Menyembuhkan Yang Terlanjur
Alangkah indahnya jika ibu betul-betul siap menyambut kehadiran buah hati dan jika proses persalinan berjalan tanpa trauma. Namun, bagaimana jika anak kita terlanjur lahir dalam kondisi sebaliknya? Apa yang bisa kita lakukan untuk menyembuhkan trauma itu?
Barbara amat sangat menyarankan skin-to-skin contact, berpelukan dengan sentuhan kulit antara ibu dan anak. Dada telanjang bertemu dada telanjang. Menurutnya, masa inisiasi kontak kulit antara ibu dan bayi baru lahir idealnya minimum 6 jam.
“Rahim adalah habitat untuk menumbuhkan janin, kulit adalah habitat untuk menumbuhkan bayi baru lahir,” ujarnya. “Maka, hindarilah stroller, tempat duduk bayi, dan benda-benda semacam itu. Tempelkanlah bayimu. Sentuhan kulit tidak terbatas di kamar tidur saja. Tempelkanlah bayimu sesering kamu bisa, baik dengan ibu atau ayah.”

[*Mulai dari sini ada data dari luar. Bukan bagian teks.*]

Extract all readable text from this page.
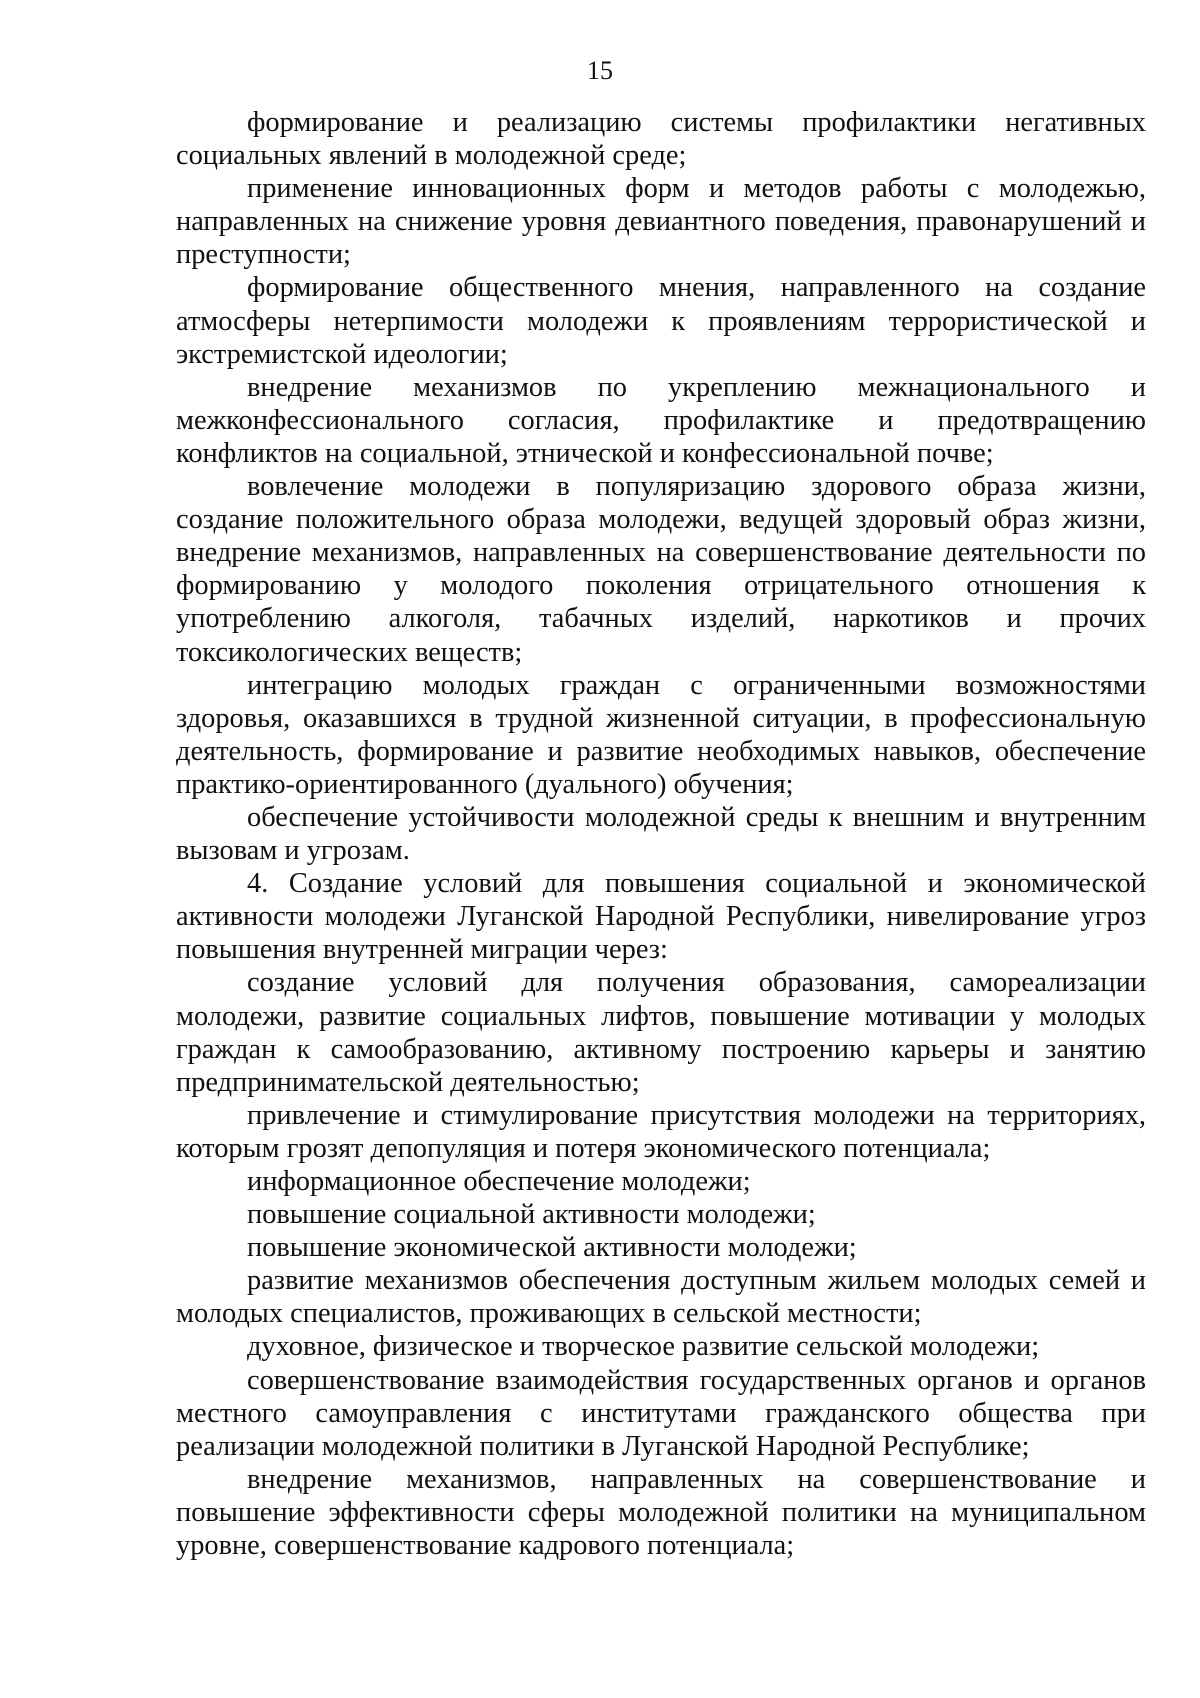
15

формирование и реализацию системы профилактики негативных социальных явлений в молодежной среде;

применение инновационных форм и методов работы с молодежью, направленных на снижение уровня девиантного поведения, правонарушений и преступности;

формирование общественного мнения, направленного на создание атмосферы нетерпимости молодежи к проявлениям террористической и экстремистской идеологии;

внедрение механизмов по укреплению межнационального и межконфессионального согласия, профилактике и предотвращению конфликтов на социальной, этнической и конфессиональной почве;

вовлечение молодежи в популяризацию здорового образа жизни, создание положительного образа молодежи, ведущей здоровый образ жизни, внедрение механизмов, направленных на совершенствование деятельности по формированию у молодого поколения отрицательного отношения к употреблению алкоголя, табачных изделий, наркотиков и прочих токсикологических веществ;

интеграцию молодых граждан с ограниченными возможностями здоровья, оказавшихся в трудной жизненной ситуации, в профессиональную деятельность, формирование и развитие необходимых навыков, обеспечение практико-ориентированного (дуального) обучения;

обеспечение устойчивости молодежной среды к внешним и внутренним вызовам и угрозам.

4. Создание условий для повышения социальной и экономической активности молодежи Луганской Народной Республики, нивелирование угроз повышения внутренней миграции через:

создание условий для получения образования, самореализации молодежи, развитие социальных лифтов, повышение мотивации у молодых граждан к самообразованию, активному построению карьеры и занятию предпринимательской деятельностью;

привлечение и стимулирование присутствия молодежи на территориях, которым грозят депопуляция и потеря экономического потенциала;

информационное обеспечение молодежи;

повышение социальной активности молодежи;

повышение экономической активности молодежи;

развитие механизмов обеспечения доступным жильем молодых семей и молодых специалистов, проживающих в сельской местности;

духовное, физическое и творческое развитие сельской молодежи;

совершенствование взаимодействия государственных органов и органов местного самоуправления с институтами гражданского общества при реализации молодежной политики в Луганской Народной Республике;

внедрение механизмов, направленных на совершенствование и повышение эффективности сферы молодежной политики на муниципальном уровне, совершенствование кадрового потенциала;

Manfaat psikologis sentuhan kulit untuk menyembuhkan batin lewat sentuhan kulit tidak terbatas untuk bayi, tapi juga kakak-kakaknya yang lebih besar. “Mulailah skin-to-skin, entah itu 2 jam setelah dia lahir, atau 5 jam kemudian, 2 hari kemudian, 3 minggu kemudian, bahkan 5 tahun kemudian!”
Terapi mahapenting berikutnya untuk menyembuhkan trauma kelahiran adalah sikap kasih sayang yang konsisten dari pihak orangtua. Wah, saya tidak bisa lebih setuju lagi dengan saran Barbara yang ini!